THIS ARTICLE IS WHOLESOME AND ALL-NATURAL

Reading food labels is important, but so is knowing how the industry can use these tricks to make their products appear healthier than they are.

• How many times have you seen a product on the grocery shelf labeled “natural,” and taken it to mean it contains healthy, wholesome ingredients? As it turns out, that word means nothing when it comes to food labels–it’s not defined by the FDA, so anyone can slap it on a product, no matter what’s inside.

• Most food labels are required to provide the calorie content. But surprisingly, it’s not wholly accurate.

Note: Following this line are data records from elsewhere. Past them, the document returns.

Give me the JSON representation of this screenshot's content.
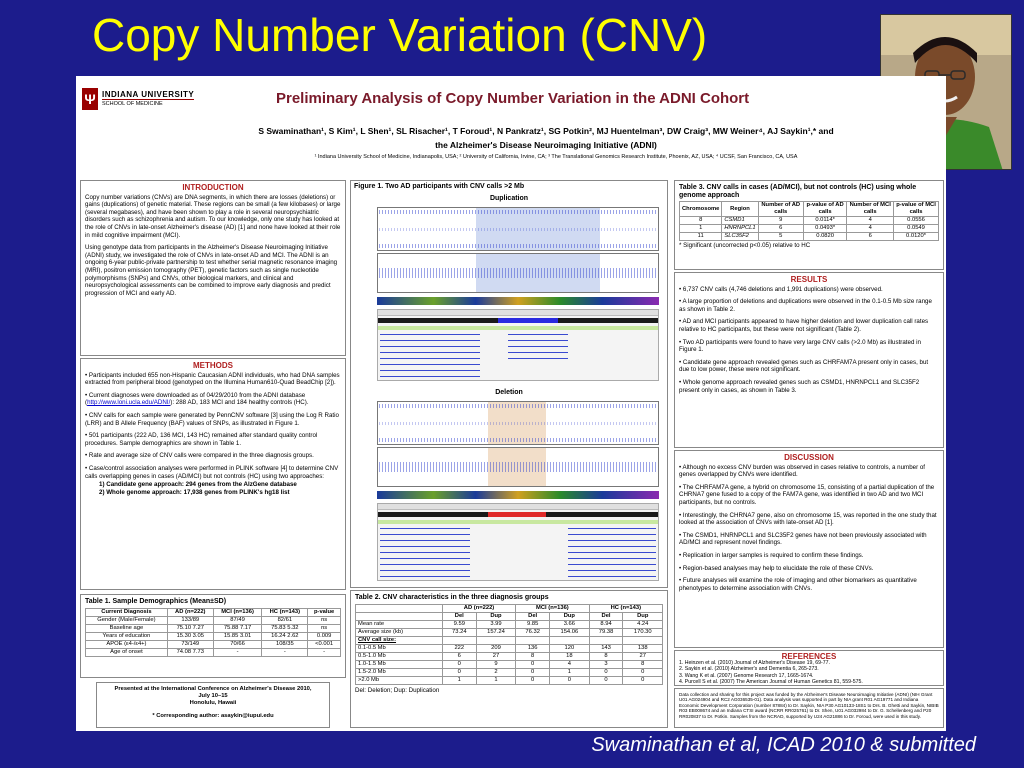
{
  "slide": {
    "title": "Copy Number Variation (CNV)",
    "citation": "Swaminathan et al,  ICAD 2010 & submitted"
  },
  "poster": {
    "logo": {
      "university": "INDIANA UNIVERSITY",
      "school": "SCHOOL OF MEDICINE"
    },
    "title": "Preliminary Analysis of Copy Number Variation in the ADNI Cohort",
    "authors_line1": "S Swaminathan¹, S Kim¹, L Shen¹, SL Risacher¹, T Foroud¹, N Pankratz¹, SG Potkin², MJ Huentelman³, DW Craig³, MW Weiner⁴, AJ Saykin¹,* and",
    "authors_line2": "the Alzheimer's Disease Neuroimaging Initiative (ADNI)",
    "affiliations": "¹ Indiana University School of Medicine, Indianapolis, USA; ² University of California, Irvine, CA; ³ The Translational Genomics Research Institute, Phoenix, AZ, USA; ⁴ UCSF, San Francisco, CA, USA",
    "introduction": {
      "heading": "INTRODUCTION",
      "p1": "Copy number variations (CNVs) are DNA segments, in which there are losses (deletions) or gains (duplications) of genetic material. These regions can be small (a few kilobases) or large (several megabases), and have been shown to play a role in several neuropsychiatric disorders such as schizophrenia and autism. To our knowledge, only one study has looked at the role of CNVs in late-onset Alzheimer's disease (AD) [1] and none have looked at their role in mild cognitive impairment (MCI).",
      "p2": "Using genotype data from participants in the Alzheimer's Disease Neuroimaging Initiative (ADNI) study, we investigated the role of CNVs in late-onset AD and MCI. The ADNI is an ongoing 6-year public-private partnership to test whether serial magnetic resonance imaging (MRI), positron emission tomography (PET), genetic factors such as single nucleotide polymorphisms (SNPs) and CNVs, other biological markers, and clinical and neuropsychological assessments can be combined to improve early diagnosis and predict progression of MCI and early AD."
    },
    "methods": {
      "heading": "METHODS",
      "items": [
        "Participants included 655 non-Hispanic Caucasian ADNI individuals, who had DNA samples extracted from peripheral blood (genotyped on the Illumina Human610-Quad BeadChip [2]).",
        "Current diagnoses were downloaded as of 04/29/2010 from the ADNI database (http://www.loni.ucla.edu/ADNI/): 288 AD, 183 MCI and 184 healthy controls (HC).",
        "CNV calls for each sample were generated by PennCNV software [3] using the Log R Ratio (LRR) and B Allele Frequency (BAF) values of SNPs, as illustrated in Figure 1.",
        "501 participants (222 AD, 136 MCI, 143 HC) remained after standard quality control procedures. Sample demographics are shown in Table 1.",
        "Rate and average size of CNV calls were compared in the three diagnosis groups.",
        "Case/control association analyses were performed in PLINK software [4] to determine CNV calls overlapping genes in cases (AD/MCI) but not controls (HC) using two approaches:"
      ],
      "sub1": "1) Candidate gene approach: 294 genes from the AlzGene database",
      "sub2": "2) Whole genome approach: 17,938 genes from PLINK's hg18 list"
    },
    "table1": {
      "heading": "Table 1. Sample Demographics (Mean±SD)",
      "headers": [
        "Current Diagnosis",
        "AD (n=222)",
        "MCI (n=136)",
        "HC (n=143)",
        "p-value"
      ],
      "rows": [
        [
          "Gender (Male/Female)",
          "133/89",
          "87/49",
          "82/61",
          "ns"
        ],
        [
          "Baseline age",
          "75.10  7.27",
          "75.88  7.17",
          "75.83  5.32",
          "ns"
        ],
        [
          "Years of education",
          "15.30  3.05",
          "15.85  3.01",
          "16.24  2.62",
          "0.009"
        ],
        [
          "APOE (ε4-/ε4+)",
          "73/149",
          "70/66",
          "108/35",
          "<0.001"
        ],
        [
          "Age of onset",
          "74.08  7.73",
          "-",
          "-",
          "-"
        ]
      ]
    },
    "presented": {
      "line1": "Presented at the International Conference on Alzheimer's Disease 2010,",
      "line2": "July 10–15",
      "line3": "Honolulu, Hawaii",
      "contact": "* Corresponding author: asaykin@iupui.edu"
    },
    "figure1": {
      "heading": "Figure 1. Two AD participants with CNV calls >2 Mb",
      "panel1": "Duplication",
      "panel2": "Deletion"
    },
    "table2": {
      "heading": "Table 2. CNV characteristics in the three diagnosis groups",
      "groups": [
        "AD (n=222)",
        "MCI (n=136)",
        "HC (n=143)"
      ],
      "sub": [
        "Del",
        "Dup",
        "Del",
        "Dup",
        "Del",
        "Dup"
      ],
      "rows": [
        [
          "Mean rate",
          "9.59",
          "3.99",
          "9.85",
          "3.66",
          "8.94",
          "4.24"
        ],
        [
          "Average size (kb)",
          "73.24",
          "157.24",
          "76.32",
          "154.06",
          "79.38",
          "170.30"
        ]
      ],
      "size_label": "CNV call size:",
      "size_rows": [
        [
          "0.1-0.5 Mb",
          "222",
          "209",
          "136",
          "120",
          "143",
          "138"
        ],
        [
          "0.5-1.0 Mb",
          "6",
          "27",
          "8",
          "18",
          "8",
          "27"
        ],
        [
          "1.0-1.5 Mb",
          "0",
          "9",
          "0",
          "4",
          "3",
          "8"
        ],
        [
          "1.5-2.0 Mb",
          "0",
          "2",
          "0",
          "1",
          "0",
          "0"
        ],
        [
          ">2.0 Mb",
          "1",
          "1",
          "0",
          "0",
          "0",
          "0"
        ]
      ],
      "note": "Del: Deletion; Dup: Duplication"
    },
    "table3": {
      "heading": "Table 3. CNV calls in cases (AD/MCI), but not controls (HC) using whole genome approach",
      "headers": [
        "Chromosome",
        "Region",
        "Number of AD calls",
        "p-value of AD calls",
        "Number of MCI calls",
        "p-value of MCI calls"
      ],
      "rows": [
        [
          "8",
          "CSMD1",
          "9",
          "0.0114*",
          "4",
          "0.0556"
        ],
        [
          "1",
          "HNRNPCL1",
          "6",
          "0.0493*",
          "4",
          "0.0549"
        ],
        [
          "11",
          "SLC35F2",
          "5",
          "0.0820",
          "6",
          "0.0120*"
        ]
      ],
      "note": "* Significant (uncorrected p<0.05) relative to HC"
    },
    "results": {
      "heading": "RESULTS",
      "items": [
        "6,737 CNV calls (4,746 deletions and 1,991 duplications) were observed.",
        "A large proportion of deletions and duplications were observed in the 0.1-0.5 Mb size range as shown in Table 2.",
        "AD and MCI participants appeared to have higher deletion and lower duplication call rates relative to HC participants, but these were not significant (Table 2).",
        "Two AD participants were found to have very large CNV calls (>2.0 Mb) as illustrated in Figure 1.",
        "Candidate gene approach revealed genes such as CHRFAM7A present only in cases, but due to low power, these were not significant.",
        "Whole genome approach revealed genes such as CSMD1, HNRNPCL1 and SLC35F2 present only in cases, as shown in Table 3."
      ]
    },
    "discussion": {
      "heading": "DISCUSSION",
      "items": [
        "Although no excess CNV burden was observed in cases relative to controls, a number of genes overlapped by CNVs were identified.",
        "The CHRFAM7A gene, a hybrid on chromosome 15, consisting of a partial duplication of the CHRNA7 gene fused to a copy of the FAM7A gene, was identified in two AD and two MCI participants, but no controls.",
        "Interestingly, the CHRNA7 gene, also on chromosome 15, was reported in the one study that looked at the association of CNVs with late-onset AD [1].",
        "The CSMD1, HNRNPCL1 and SLC35F2 genes have not been previously associated with AD/MCI and represent novel findings.",
        "Replication in larger samples is required to confirm these findings.",
        "Region-based analyses may help to elucidate the role of these CNVs.",
        "Future analyses will examine the role of imaging and other biomarkers as quantitative phenotypes to determine association with CNVs."
      ]
    },
    "references": {
      "heading": "REFERENCES",
      "items": [
        "1.  Heinzen et al. (2010) Journal of Alzheimer's Disease 19, 69-77.",
        "2.  Saykin et al. (2010) Alzheimer's and Dementia 6, 265-273.",
        "3.  Wang K et al. (2007) Genome Research 17, 1665-1674.",
        "4.  Purcell S et al. (2007) The American Journal of Human Genetics 81, 559-575."
      ]
    },
    "funding": "Data collection and sharing for this project was funded by the Alzheimer's Disease Neuroimaging Initiative (ADNI) (NIH Grant U01 AG024904 and RC2 AG036535-01). Data analysis was supported in part by NIA grant R01 AG19771 and Indiana Economic Development Corporation (number 87884) to Dr. Saykin, NIA P30 AG10133-18S1 to Drs. B. Ghetti and Saykin, NIBIB R03 EB008674 and an Indiana CTSI award (NCRR RR025761) to Dr. Shen, U01 AG032984 to Dr. G. Schellenberg and P20 RR020837 to Dr. Potkin. Samples from the NCRAD, supported by U24 AG21886 to Dr. Foroud, were used in this study."
  },
  "colors": {
    "background": "#1c1c8c",
    "title": "#ffff00",
    "poster_title": "#7a1a2a",
    "section_heading": "#b02020"
  }
}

The calorie amount listed on every product you see on the shelf (“healthy” or otherwise) doesn’t account for the level of processing the food product went through, and that affects calorie gain: The more processed a food is, the more calories the consumer will actually get from it.

• Ingredients lists on labels are required to appear in order from most to least predominant. To keep sugar from appearing in the high-profile top spot when it’s the number one ingredient, manufacturers often trick label watchers by dividing their high sugar content up across multiple different ingredients. With more than 60 names for sugar, it can be tough to spot them all. They can range from the easy-to-spot usual suspects like fructose, dextrose and sucrose to more exotic names like barley malt, rice syrup, agave nectar, rapadura and sucanat.